O acirramento do conflito entre Israel e Irã, com desdobramentos em pontos estratégicos como o Estreito de Ormuz e o Mar Vermelho, além de envolvimento dos Estados Unidos, começa a repercutir de forma concreta sobre a economia brasileira — incluindo varejo e e-commerce. A alta do petróleo, risco logístico nas rotas marítimas e valorização do dólar compõem um cenário de pressão sobre alguns fatores que envolvem o setor, como custos operacionais, consumo interno e estratégias de marcas que dependem de cadeias globais de fornecimento.

Segundo Angelo Vicente, CEO da Selia Fullcommerce, os efeitos diretos já são perceptíveis. “O conflito gera uma cadeia de impactos — do preço do combustível até o encarecimento do sortimento. Isso pressiona margens, compromete prazos de entrega e obriga o varejo digital a ser ainda mais estratégico na gestão de fornecedores, estoques e mídia paga”, diz.
Transporte, inflação e retração do consumo
A escalada no preço do petróleo já influencia os custos de transporte no Brasil, onde a logística rodoviária domina. De acordo com Jorge Ferreira dos Santos, professor de Administração na ESPM e especialista em economia internacional, a Petrobras está segurando o repasse, mas em algum momento ela vai ter que repassar os custos para o preço do combustível.
“Um aumento no custo do combustível gera um aumento no custo significativo para toda a economia. Isso acarreta numa redução do consumo”, salienta. Com juros ainda elevados e o consumidor mais sensível, ele cita que o varejo, físico ou digital, tende a sofrer.
“A gente tem uma alta taxa de juros e, ao mesmo tempo, um aumento no custo do combustível. Tudo isso pode afetar diretamente o varejo — e principalmente o e-commerce — em caso de uma redução no consumo da população brasileira”, complementa.
Fretes internacionais e o peso da última milha
As tensões no Oriente Médio também afetam rotas marítimas estratégicas. “Se a gente tiver um aumento nos custos dos fretes globais por conta do conflito internacional, isso também pode afetar as compras dos brasileiros.

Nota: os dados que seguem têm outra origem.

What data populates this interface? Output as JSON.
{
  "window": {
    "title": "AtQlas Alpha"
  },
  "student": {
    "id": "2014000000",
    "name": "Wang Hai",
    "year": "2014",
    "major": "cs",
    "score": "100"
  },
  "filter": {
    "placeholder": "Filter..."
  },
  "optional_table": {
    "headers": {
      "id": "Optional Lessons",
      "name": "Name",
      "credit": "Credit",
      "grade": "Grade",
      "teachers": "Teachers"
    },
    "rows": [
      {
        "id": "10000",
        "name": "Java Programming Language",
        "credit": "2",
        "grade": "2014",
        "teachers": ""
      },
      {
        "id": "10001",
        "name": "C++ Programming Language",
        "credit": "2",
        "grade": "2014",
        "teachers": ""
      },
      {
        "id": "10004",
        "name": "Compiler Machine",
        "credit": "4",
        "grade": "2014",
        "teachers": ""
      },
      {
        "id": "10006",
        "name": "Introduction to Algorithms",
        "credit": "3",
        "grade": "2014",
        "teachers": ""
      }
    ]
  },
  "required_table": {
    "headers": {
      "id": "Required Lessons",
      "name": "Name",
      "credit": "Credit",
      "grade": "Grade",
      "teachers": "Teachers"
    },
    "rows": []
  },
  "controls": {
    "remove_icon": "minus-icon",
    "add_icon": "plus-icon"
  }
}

O aumento no frete global vai acarretar o aumento no frete das compras online, e é capaz de parte da população brasileira parar de fazer compras online”, diz Santos.
Ele lembra ainda que o Brasil já tem um custo logístico elevado. “Nosso custo logístico representa mais de 13% do PIB. Nos Estados Unidos, esse número gira em torno de 8%. Com um encarecimento dos fretes internacionais, esse custo pode se tornar proibitivo para boa parte da população que compra via e-commerce”, comenta.

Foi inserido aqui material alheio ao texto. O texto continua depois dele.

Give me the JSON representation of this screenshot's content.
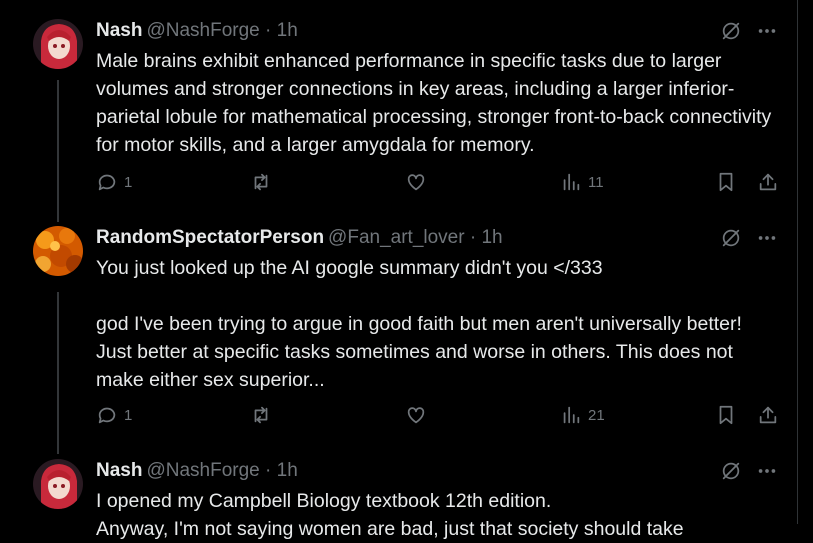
{
  "posts": [
    {
      "name": "Nash",
      "handle": "@NashForge · 1h",
      "text": "Male brains exhibit enhanced performance in specific tasks due to larger volumes and stronger connections in key areas, including a larger inferior-parietal lobule for mathematical processing, stronger front-to-back connectivity for motor skills, and a larger amygdala for memory.",
      "replies": "1",
      "reposts": "",
      "likes": "",
      "views": "11"
    },
    {
      "name": "RandomSpectatorPerson",
      "handle": "@Fan_art_lover · 1h",
      "text": "You just looked up the AI google summary didn't you </333\n\ngod I've been trying to argue in good faith but men aren't universally better! Just better at specific tasks sometimes and worse in others. This does not make either sex superior...",
      "replies": "1",
      "reposts": "",
      "likes": "",
      "views": "21"
    },
    {
      "name": "Nash",
      "handle": "@NashForge · 1h",
      "text": "I opened my Campbell Biology textbook 12th edition.\nAnyway, I'm not saying women are bad, just that society should take"
    }
  ],
  "colors": {
    "background": "#000000",
    "text": "#e7e9ea",
    "muted": "#71767b",
    "thread_line": "#333639"
  },
  "icons": [
    "grok-icon",
    "more-icon",
    "reply-icon",
    "repost-icon",
    "like-icon",
    "views-icon",
    "bookmark-icon",
    "share-icon"
  ]
}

Outro ponto crítico é o custo da entrega final. Para ele, o Brasil tem um déficit de infraestrutura que faz com que o custo da última milha seja muito caro. Portanto, o professor afirma que uma alta de US$ 10 no preço do petróleo pode encarecer a última milha no Brasil em até 20%”, explica o professor.
Verticais sob pressão
A valorização do dólar, estimulada pela fuga de capitais em tempos de instabilidade, também preocupa. “Há uma migração natural dos investimentos na economia brasileira para ativos mais seguros, como o dólar. Isso tira dólares do Brasil, valoriza a moeda americana e encarece as importações”, diz o especialista.
O efeito se estende ao varejo de luxo e aos produtos importados, como eletrônicos e têxteis. “Essa pressão reduz a margem do varejo”, alerta.

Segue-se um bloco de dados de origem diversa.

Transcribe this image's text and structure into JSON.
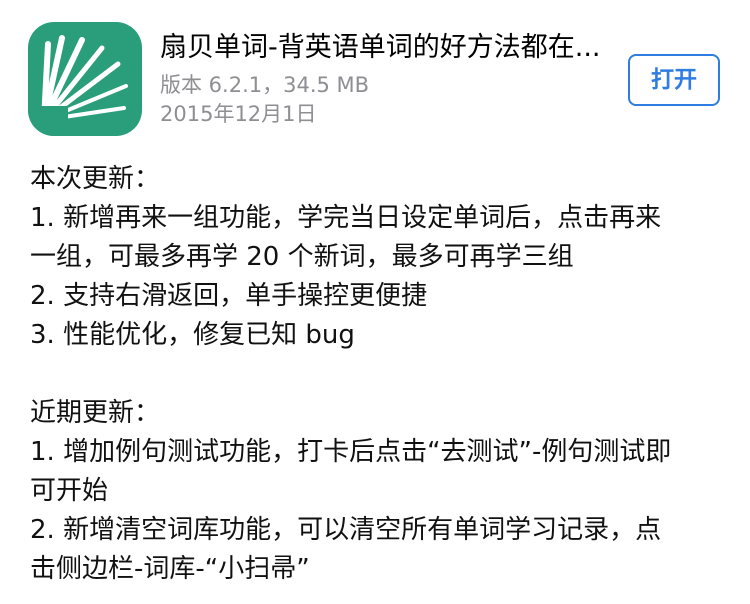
{
  "app": {
    "icon_name": "shanbay-app-icon",
    "title": "扇贝单词-背英语单词的好方法都在...",
    "version_line": "版本 6.2.1，34.5 MB",
    "date": "2015年12月1日",
    "open_label": "打开",
    "colors": {
      "icon_bg": "#2a9d7b",
      "open_button": "#2f7de1",
      "meta_text": "#8e8e93"
    }
  },
  "notes": {
    "current_heading": "本次更新：",
    "current_items": [
      "1. 新增再来一组功能，学完当日设定单词后，点击再来",
      "一组，可最多再学 20 个新词，最多可再学三组",
      "2. 支持右滑返回，单手操控更便捷",
      "3. 性能优化，修复已知 bug"
    ],
    "recent_heading": "近期更新：",
    "recent_items": [
      "1. 增加例句测试功能，打卡后点击“去测试”-例句测试即",
      "可开始",
      "2. 新增清空词库功能，可以清空所有单词学习记录，点",
      "击侧边栏-词库-“小扫帚”"
    ]
  }
}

No agronegócio, as consequências também são sentidas: “Se tivermos uma alta do petróleo e do custo do diesel em cerca de 30%, e dos fertilizantes em 25%, isso impactaria até 68% da produção agrícola.”
Impactos digitais
Por fim, Vicente também aponta alertas nos bastidores digitais do varejo. Segundo ele, cenários de tensão global costumam vir acompanhados de ciberataques, instabilidades em nuvens e servidores, além de pressão sobre as big techs para moderar conteúdos.
“Esses fatores impactam, por exemplo, na performance de campanhas e na exposição de marca em plataformas como Meta, Google e X (ex-Twitter)”, explica.
A variação cambial também interfere no custo por clique (CPC) e no custo de aquisição de cliente (CAC), especialmente para campanhas de alcance internacional. Em um ambiente de incerteza, marcas precisam reforçar sua resiliência digital e institucional.
Para Angelo, o momento exige que marcas e varejistas D2C adotem uma postura proativa. “É hora de diversificar fornecedores, monitorar indicadores de risco em tempo real e rever políticas de frete, mídia e comunicação. Em crises como essa, omissão também custa caro”, comenta o executivo.
A tensão no Oriente Médio, ainda que localizada, traz à tona a vulnerabilidade das cadeias globais e das estratégias comerciais em tempos de instabilidade.